Let a1, a2, a3,………. be an A.P. with
Question:

Let $\mathrm{a}_{1}, \mathrm{a}_{2}, \mathrm{a}_{3}, \ldots . .$ be an A. P. with $\mathrm{a}_{6}=2$. Then the common difference of this A. P., which maximises the produce $\mathrm{a}_{1} \mathrm{a}_{4} \mathrm{a}_{5}$, is :

1. $\frac{6}{5}$

2. $\frac{8}{5}$

3. $\frac{2}{3}$

4. $\frac{3}{2}$

Correct Option: , 2

Solution:

Let a is first term and $\mathrm{d}$ is common difference then, a $+5 \mathrm{~d}=2$ (given) …(1)

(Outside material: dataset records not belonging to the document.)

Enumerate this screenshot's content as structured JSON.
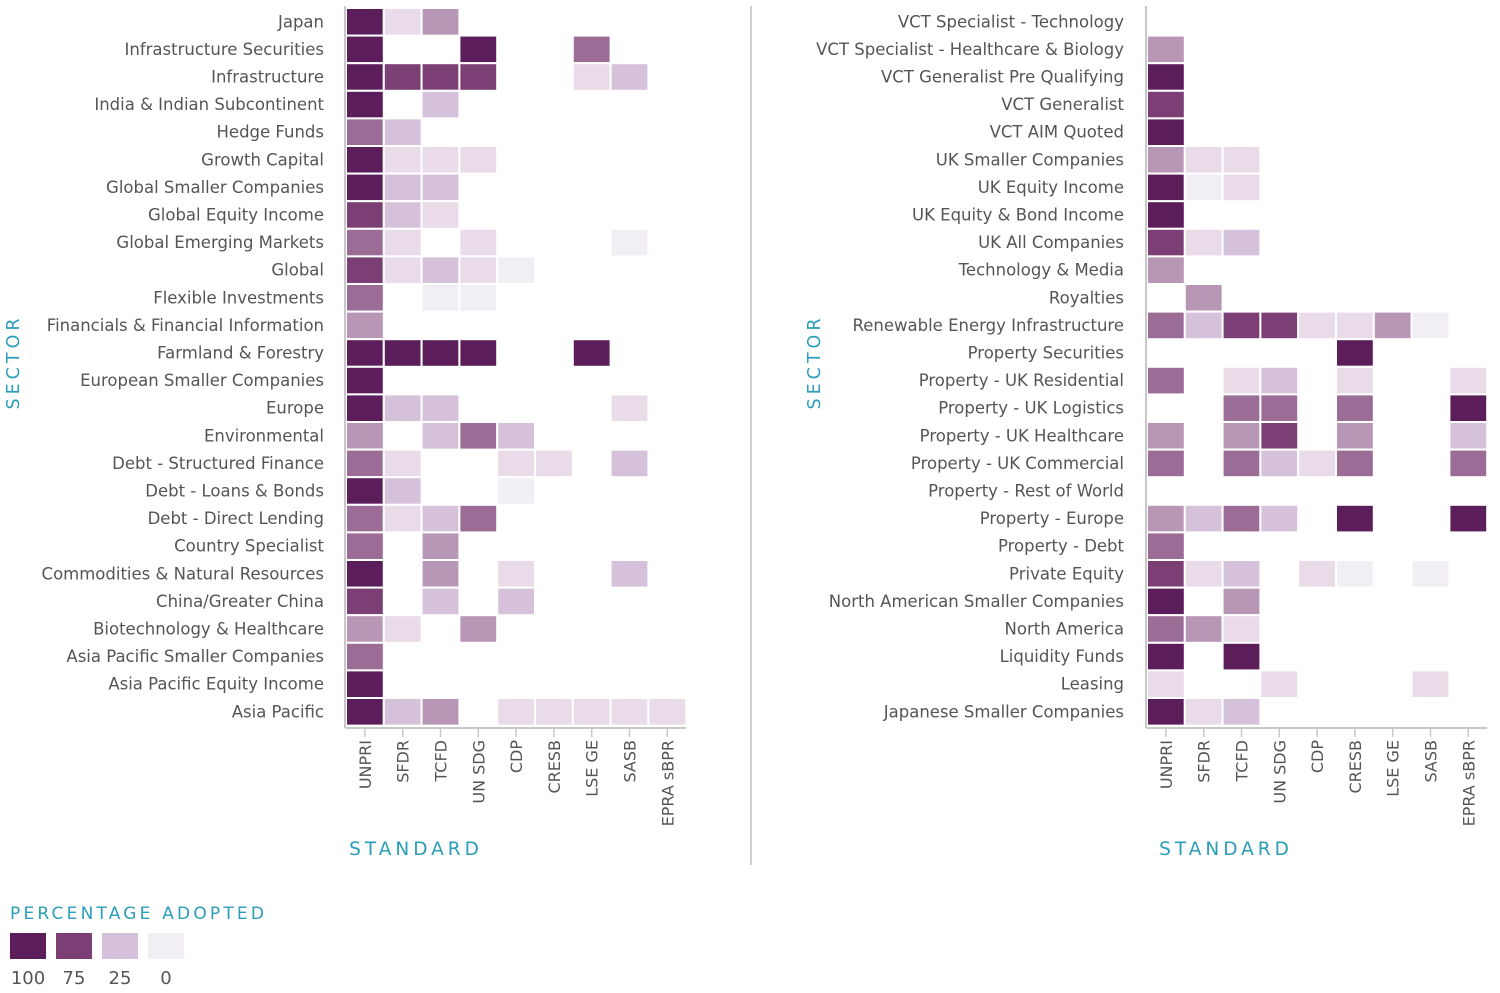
{
  "colors": {
    "scale": [
      "#f1eff3",
      "#e9dce8",
      "#d5c1d9",
      "#b897b6",
      "#9a6c96",
      "#7b3f76",
      "#5b1e5b"
    ],
    "accent": "#2a9db8",
    "axis": "#c8c8c8",
    "label": "#555555",
    "cell_border": "#ffffff"
  },
  "legend": {
    "title": "PERCENTAGE ADOPTED",
    "levels": [
      {
        "label": "100",
        "value": 100
      },
      {
        "label": "75",
        "value": 75
      },
      {
        "label": "25",
        "value": 25
      },
      {
        "label": "0",
        "value": 0
      }
    ]
  },
  "chart_data": [
    {
      "type": "heatmap",
      "ylabel": "SECTOR",
      "xlabel": "STANDARD",
      "columns": [
        "UNPRI",
        "SFDR",
        "TCFD",
        "UN SDG",
        "CDP",
        "CRESB",
        "LSE GE",
        "SASB",
        "EPRA sBPR"
      ],
      "rows": [
        "Japan",
        "Infrastructure Securities",
        "Infrastructure",
        "India & Indian Subcontinent",
        "Hedge Funds",
        "Growth Capital",
        "Global Smaller Companies",
        "Global Equity Income",
        "Global Emerging Markets",
        "Global",
        "Flexible Investments",
        "Financials & Financial Information",
        "Farmland & Forestry",
        "European Smaller Companies",
        "Europe",
        "Environmental",
        "Debt - Structured Finance",
        "Debt - Loans & Bonds",
        "Debt - Direct Lending",
        "Country Specialist",
        "Commodities & Natural Resources",
        "China/Greater China",
        "Biotechnology & Healthcare",
        "Asia Pacific Smaller Companies",
        "Asia Pacific Equity Income",
        "Asia Pacific"
      ],
      "values": [
        [
          100,
          15,
          45,
          null,
          null,
          null,
          null,
          null,
          null
        ],
        [
          100,
          null,
          null,
          100,
          null,
          null,
          65,
          null,
          null
        ],
        [
          100,
          75,
          75,
          75,
          null,
          null,
          15,
          25,
          null
        ],
        [
          100,
          null,
          25,
          null,
          null,
          null,
          null,
          null,
          null
        ],
        [
          65,
          25,
          null,
          null,
          null,
          null,
          null,
          null,
          null
        ],
        [
          100,
          15,
          15,
          15,
          null,
          null,
          null,
          null,
          null
        ],
        [
          100,
          25,
          25,
          null,
          null,
          null,
          null,
          null,
          null
        ],
        [
          85,
          25,
          15,
          null,
          null,
          null,
          null,
          null,
          null
        ],
        [
          65,
          15,
          null,
          15,
          null,
          null,
          null,
          5,
          null
        ],
        [
          85,
          15,
          25,
          15,
          5,
          null,
          null,
          null,
          null
        ],
        [
          65,
          null,
          5,
          5,
          null,
          null,
          null,
          null,
          null
        ],
        [
          45,
          null,
          null,
          null,
          null,
          null,
          null,
          null,
          null
        ],
        [
          100,
          100,
          100,
          100,
          null,
          null,
          100,
          null,
          null
        ],
        [
          100,
          null,
          null,
          null,
          null,
          null,
          null,
          null,
          null
        ],
        [
          100,
          25,
          25,
          null,
          null,
          null,
          null,
          15,
          null
        ],
        [
          45,
          null,
          25,
          65,
          25,
          null,
          null,
          null,
          null
        ],
        [
          65,
          15,
          null,
          null,
          15,
          15,
          null,
          25,
          null
        ],
        [
          100,
          25,
          null,
          null,
          5,
          null,
          null,
          null,
          null
        ],
        [
          65,
          15,
          25,
          65,
          null,
          null,
          null,
          null,
          null
        ],
        [
          65,
          null,
          45,
          null,
          null,
          null,
          null,
          null,
          null
        ],
        [
          100,
          null,
          45,
          null,
          15,
          null,
          null,
          25,
          null
        ],
        [
          85,
          null,
          25,
          null,
          25,
          null,
          null,
          null,
          null
        ],
        [
          45,
          15,
          null,
          45,
          null,
          null,
          null,
          null,
          null
        ],
        [
          65,
          null,
          null,
          null,
          null,
          null,
          null,
          null,
          null
        ],
        [
          100,
          null,
          null,
          null,
          null,
          null,
          null,
          null,
          null
        ],
        [
          100,
          25,
          45,
          null,
          15,
          15,
          15,
          15,
          15
        ]
      ]
    },
    {
      "type": "heatmap",
      "ylabel": "SECTOR",
      "xlabel": "STANDARD",
      "columns": [
        "UNPRI",
        "SFDR",
        "TCFD",
        "UN SDG",
        "CDP",
        "CRESB",
        "LSE GE",
        "SASB",
        "EPRA sBPR"
      ],
      "rows": [
        "VCT Specialist - Technology",
        "VCT Specialist - Healthcare & Biology",
        "VCT Generalist Pre Qualifying",
        "VCT Generalist",
        "VCT AIM Quoted",
        "UK Smaller Companies",
        "UK Equity Income",
        "UK Equity & Bond Income",
        "UK All Companies",
        "Technology & Media",
        "Royalties",
        "Renewable Energy Infrastructure",
        "Property Securities",
        "Property - UK Residential",
        "Property - UK Logistics",
        "Property - UK Healthcare",
        "Property - UK Commercial",
        "Property - Rest of World",
        "Property - Europe",
        "Property - Debt",
        "Private Equity",
        "North American Smaller Companies",
        "North America",
        "Liquidity Funds",
        "Leasing",
        "Japanese Smaller Companies"
      ],
      "values": [
        [
          null,
          null,
          null,
          null,
          null,
          null,
          null,
          null,
          null
        ],
        [
          45,
          null,
          null,
          null,
          null,
          null,
          null,
          null,
          null
        ],
        [
          100,
          null,
          null,
          null,
          null,
          null,
          null,
          null,
          null
        ],
        [
          85,
          null,
          null,
          null,
          null,
          null,
          null,
          null,
          null
        ],
        [
          100,
          null,
          null,
          null,
          null,
          null,
          null,
          null,
          null
        ],
        [
          45,
          15,
          15,
          null,
          null,
          null,
          null,
          null,
          null
        ],
        [
          100,
          5,
          15,
          null,
          null,
          null,
          null,
          null,
          null
        ],
        [
          100,
          null,
          null,
          null,
          null,
          null,
          null,
          null,
          null
        ],
        [
          85,
          15,
          25,
          null,
          null,
          null,
          null,
          null,
          null
        ],
        [
          45,
          null,
          null,
          null,
          null,
          null,
          null,
          null,
          null
        ],
        [
          null,
          45,
          null,
          null,
          null,
          null,
          null,
          null,
          null
        ],
        [
          65,
          25,
          85,
          85,
          15,
          15,
          45,
          5,
          null
        ],
        [
          null,
          null,
          null,
          null,
          null,
          100,
          null,
          null,
          null
        ],
        [
          65,
          null,
          15,
          25,
          null,
          15,
          null,
          null,
          15
        ],
        [
          null,
          null,
          65,
          65,
          null,
          65,
          null,
          null,
          100
        ],
        [
          45,
          null,
          45,
          85,
          null,
          45,
          null,
          null,
          25
        ],
        [
          65,
          null,
          65,
          25,
          15,
          65,
          null,
          null,
          65
        ],
        [
          null,
          null,
          null,
          null,
          null,
          null,
          null,
          null,
          null
        ],
        [
          45,
          25,
          65,
          25,
          null,
          100,
          null,
          null,
          100
        ],
        [
          65,
          null,
          null,
          null,
          null,
          null,
          null,
          null,
          null
        ],
        [
          85,
          15,
          25,
          null,
          15,
          5,
          null,
          5,
          null
        ],
        [
          100,
          null,
          45,
          null,
          null,
          null,
          null,
          null,
          null
        ],
        [
          65,
          45,
          15,
          null,
          null,
          null,
          null,
          null,
          null
        ],
        [
          100,
          null,
          100,
          null,
          null,
          null,
          null,
          null,
          null
        ],
        [
          15,
          null,
          null,
          15,
          null,
          null,
          null,
          15,
          null
        ],
        [
          100,
          15,
          25,
          null,
          null,
          null,
          null,
          null,
          null
        ]
      ]
    }
  ]
}
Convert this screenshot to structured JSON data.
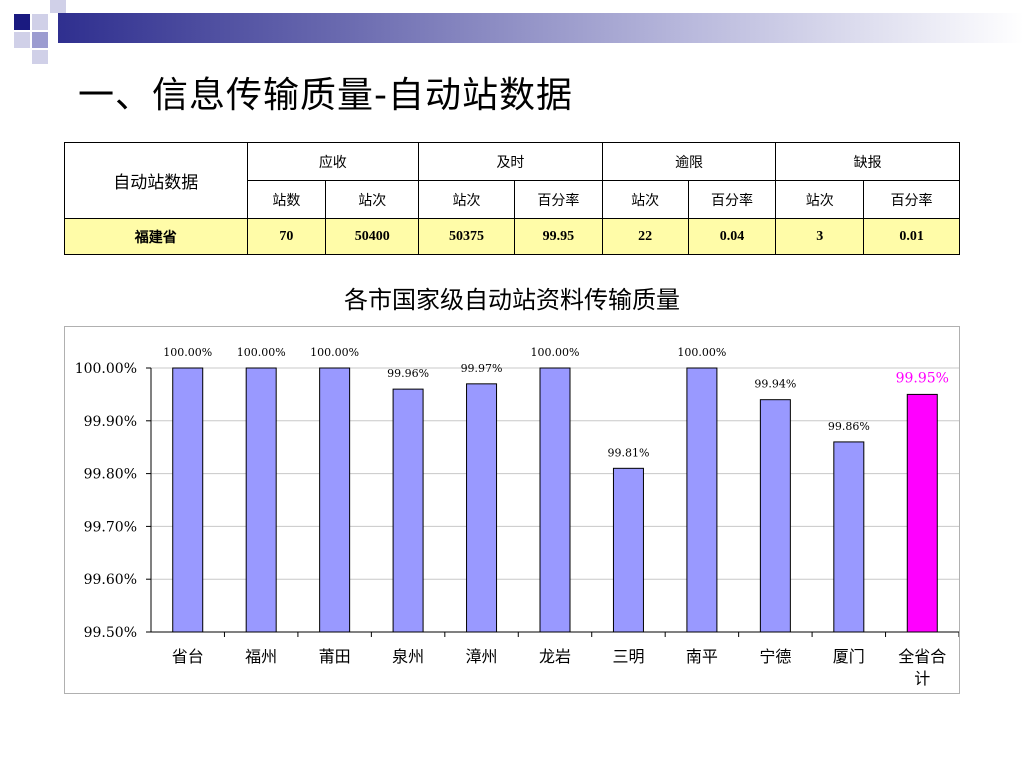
{
  "page": {
    "title": "一、信息传输质量-自动站数据"
  },
  "table": {
    "row_header": "自动站数据",
    "groups": [
      "应收",
      "及时",
      "逾限",
      "缺报"
    ],
    "subheaders": [
      "站数",
      "站次",
      "站次",
      "百分率",
      "站次",
      "百分率",
      "站次",
      "百分率"
    ],
    "row": {
      "name": "福建省",
      "values": [
        "70",
        "50400",
        "50375",
        "99.95",
        "22",
        "0.04",
        "3",
        "0.01"
      ]
    }
  },
  "chart_data": {
    "type": "bar",
    "title": "各市国家级自动站资料传输质量",
    "categories": [
      "省台",
      "福州",
      "莆田",
      "泉州",
      "漳州",
      "龙岩",
      "三明",
      "南平",
      "宁德",
      "厦门",
      "全省合计"
    ],
    "values": [
      100.0,
      100.0,
      100.0,
      99.96,
      99.97,
      100.0,
      99.81,
      100.0,
      99.94,
      99.86,
      99.95
    ],
    "data_labels": [
      "100.00%",
      "100.00%",
      "100.00%",
      "99.96%",
      "99.97%",
      "100.00%",
      "99.81%",
      "100.00%",
      "99.94%",
      "99.86%",
      "99.95%"
    ],
    "y_ticks": [
      "100.00%",
      "99.90%",
      "99.80%",
      "99.70%",
      "99.60%",
      "99.50%"
    ],
    "ylim": [
      99.5,
      100.0
    ],
    "grid": true,
    "legend": "none",
    "bar_color": "#9999ff",
    "highlight_color": "#ff00ff",
    "highlight_index": 10
  }
}
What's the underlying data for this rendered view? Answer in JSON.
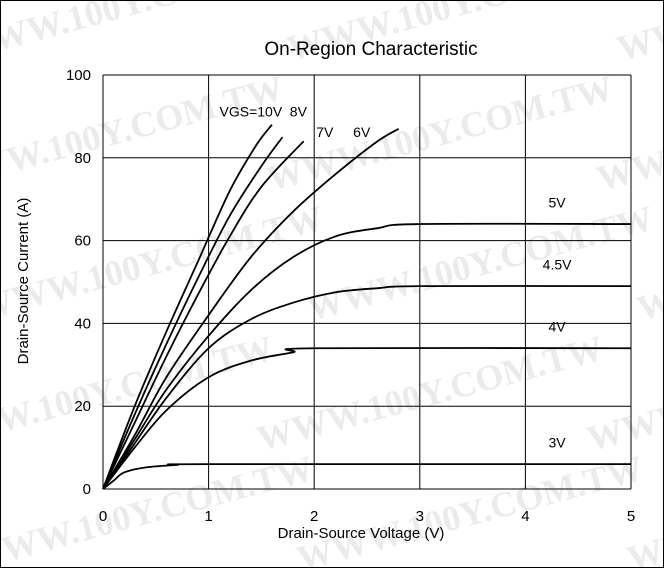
{
  "chart_data": {
    "type": "line",
    "title": "On-Region Characteristic",
    "xlabel": "Drain-Source Voltage (V)",
    "ylabel": "Drain-Source Current (A)",
    "xlim": [
      0,
      5
    ],
    "ylim": [
      0,
      100
    ],
    "xticks": [
      "0",
      "1",
      "2",
      "3",
      "4",
      "5"
    ],
    "yticks": [
      "0",
      "20",
      "40",
      "60",
      "80",
      "100"
    ],
    "grid": true,
    "watermark": "WWW.100Y.COM.TW",
    "series": [
      {
        "name": "VGS=10V",
        "points": [
          [
            0,
            0
          ],
          [
            0.3,
            20
          ],
          [
            0.6,
            38
          ],
          [
            0.9,
            55
          ],
          [
            1.2,
            72
          ],
          [
            1.45,
            83
          ],
          [
            1.6,
            88
          ]
        ]
      },
      {
        "name": "8V",
        "points": [
          [
            0,
            0
          ],
          [
            0.3,
            18
          ],
          [
            0.6,
            35
          ],
          [
            0.9,
            51
          ],
          [
            1.2,
            66
          ],
          [
            1.5,
            78
          ],
          [
            1.7,
            85
          ]
        ]
      },
      {
        "name": "7V",
        "points": [
          [
            0,
            0
          ],
          [
            0.3,
            16
          ],
          [
            0.6,
            32
          ],
          [
            0.9,
            47
          ],
          [
            1.2,
            61
          ],
          [
            1.5,
            73
          ],
          [
            1.9,
            84
          ]
        ]
      },
      {
        "name": "6V",
        "points": [
          [
            0,
            0
          ],
          [
            0.3,
            13
          ],
          [
            0.6,
            27
          ],
          [
            1.0,
            42
          ],
          [
            1.4,
            56
          ],
          [
            1.8,
            67
          ],
          [
            2.2,
            76
          ],
          [
            2.6,
            84
          ],
          [
            2.8,
            87
          ]
        ]
      },
      {
        "name": "5V",
        "points": [
          [
            0,
            0
          ],
          [
            0.3,
            12
          ],
          [
            0.6,
            24
          ],
          [
            1.0,
            37
          ],
          [
            1.4,
            48
          ],
          [
            1.8,
            56
          ],
          [
            2.2,
            61
          ],
          [
            2.6,
            63
          ],
          [
            3.0,
            64
          ],
          [
            5.0,
            64
          ]
        ]
      },
      {
        "name": "4.5V",
        "points": [
          [
            0,
            0
          ],
          [
            0.3,
            11
          ],
          [
            0.6,
            22
          ],
          [
            1.0,
            34
          ],
          [
            1.4,
            41
          ],
          [
            1.8,
            45
          ],
          [
            2.2,
            47.5
          ],
          [
            2.6,
            48.5
          ],
          [
            3.0,
            49
          ],
          [
            5.0,
            49
          ]
        ]
      },
      {
        "name": "4V",
        "points": [
          [
            0,
            0
          ],
          [
            0.3,
            10
          ],
          [
            0.6,
            19
          ],
          [
            1.0,
            27
          ],
          [
            1.4,
            31
          ],
          [
            1.8,
            33
          ],
          [
            2.0,
            34
          ],
          [
            5.0,
            34
          ]
        ]
      },
      {
        "name": "3V",
        "points": [
          [
            0,
            0
          ],
          [
            0.1,
            2
          ],
          [
            0.2,
            4
          ],
          [
            0.4,
            5.2
          ],
          [
            0.7,
            5.8
          ],
          [
            1.0,
            6.0
          ],
          [
            5.0,
            6.0
          ]
        ]
      }
    ],
    "series_labels": [
      {
        "text": "VGS=10V",
        "x": 1.4,
        "y": 90
      },
      {
        "text": "8V",
        "x": 1.85,
        "y": 90
      },
      {
        "text": "7V",
        "x": 2.1,
        "y": 85
      },
      {
        "text": "6V",
        "x": 2.45,
        "y": 85
      },
      {
        "text": "5V",
        "x": 4.3,
        "y": 68
      },
      {
        "text": "4.5V",
        "x": 4.3,
        "y": 53
      },
      {
        "text": "4V",
        "x": 4.3,
        "y": 38
      },
      {
        "text": "3V",
        "x": 4.3,
        "y": 10
      }
    ]
  }
}
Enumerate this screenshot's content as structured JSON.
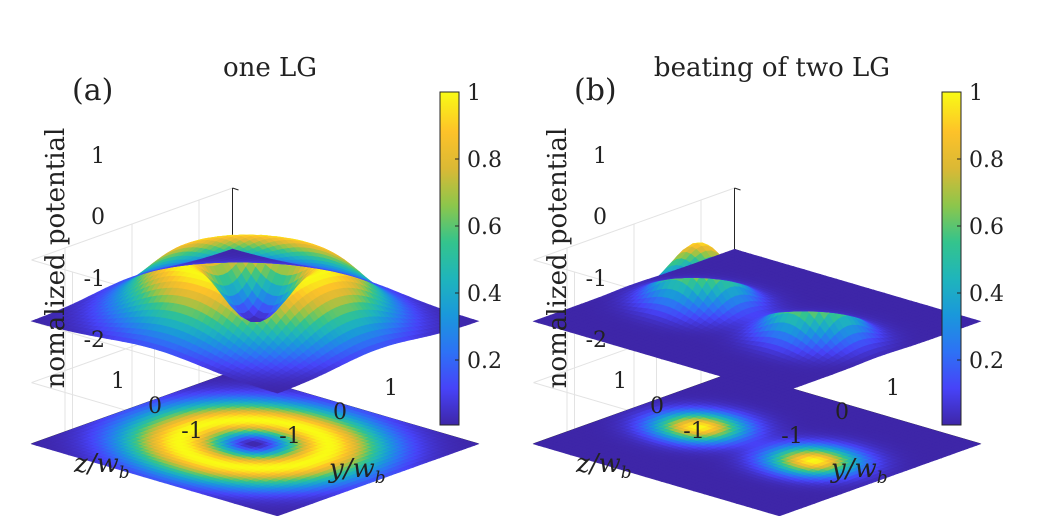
{
  "chart_data": [
    {
      "type": "surface",
      "panel_label": "(a)",
      "title": "one LG",
      "zlabel": "nomalized potential",
      "xlabel": "z/w",
      "xlabel_sub": "b",
      "ylabel": "y/w",
      "ylabel_sub": "b",
      "zticks": [
        "1",
        "0",
        "-1",
        "-2"
      ],
      "xticks": [
        "1",
        "0",
        "-1"
      ],
      "yticks": [
        "-1",
        "0",
        "1"
      ],
      "zlim": [
        -2,
        1
      ],
      "xlim": [
        -1.5,
        1.5
      ],
      "ylim": [
        -1.5,
        1.5
      ],
      "surface": "single Laguerre-Gaussian donut: ring of radius 0.7 w_b, peak 1",
      "projection": "contour map at z = -2",
      "colorbar": {
        "ticks": [
          "1",
          "0.8",
          "0.6",
          "0.4",
          "0.2"
        ],
        "range": [
          0,
          1
        ]
      }
    },
    {
      "type": "surface",
      "panel_label": "(b)",
      "title": "beating of two LG",
      "zlabel": "nomalized potential",
      "xlabel": "z/w",
      "xlabel_sub": "b",
      "ylabel": "y/w",
      "ylabel_sub": "b",
      "zticks": [
        "1",
        "0",
        "-1",
        "-2"
      ],
      "xticks": [
        "1",
        "0",
        "-1"
      ],
      "yticks": [
        "-1",
        "0",
        "1"
      ],
      "zlim": [
        -2,
        1
      ],
      "xlim": [
        -1.5,
        1.5
      ],
      "ylim": [
        -1.5,
        1.5
      ],
      "surface": "two Gaussian lobes at y = ±0.7 w_b, peak 1",
      "projection": "contour map at z = -2",
      "colorbar": {
        "ticks": [
          "1",
          "0.8",
          "0.6",
          "0.4",
          "0.2"
        ],
        "range": [
          0,
          1
        ]
      }
    }
  ],
  "colormap": [
    "#3e26a8",
    "#4743f8",
    "#2d72f5",
    "#1a98db",
    "#1fb5bb",
    "#34c48c",
    "#8dc64b",
    "#dab935",
    "#fdc229",
    "#f9fb15"
  ]
}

$f(d)=(2-5 d)(2-2 d)(2-d)$

$\mathrm{f}^{\prime}(\mathrm{d})=0 \quad \Rightarrow \mathrm{d}=\frac{2}{3}, \frac{8}{5}$

$\mathrm{f}^{\prime \prime}(\mathrm{d})<0$ at $\mathrm{d}=8 / 5$

$\Rightarrow \mathrm{d}=\frac{8}{5}$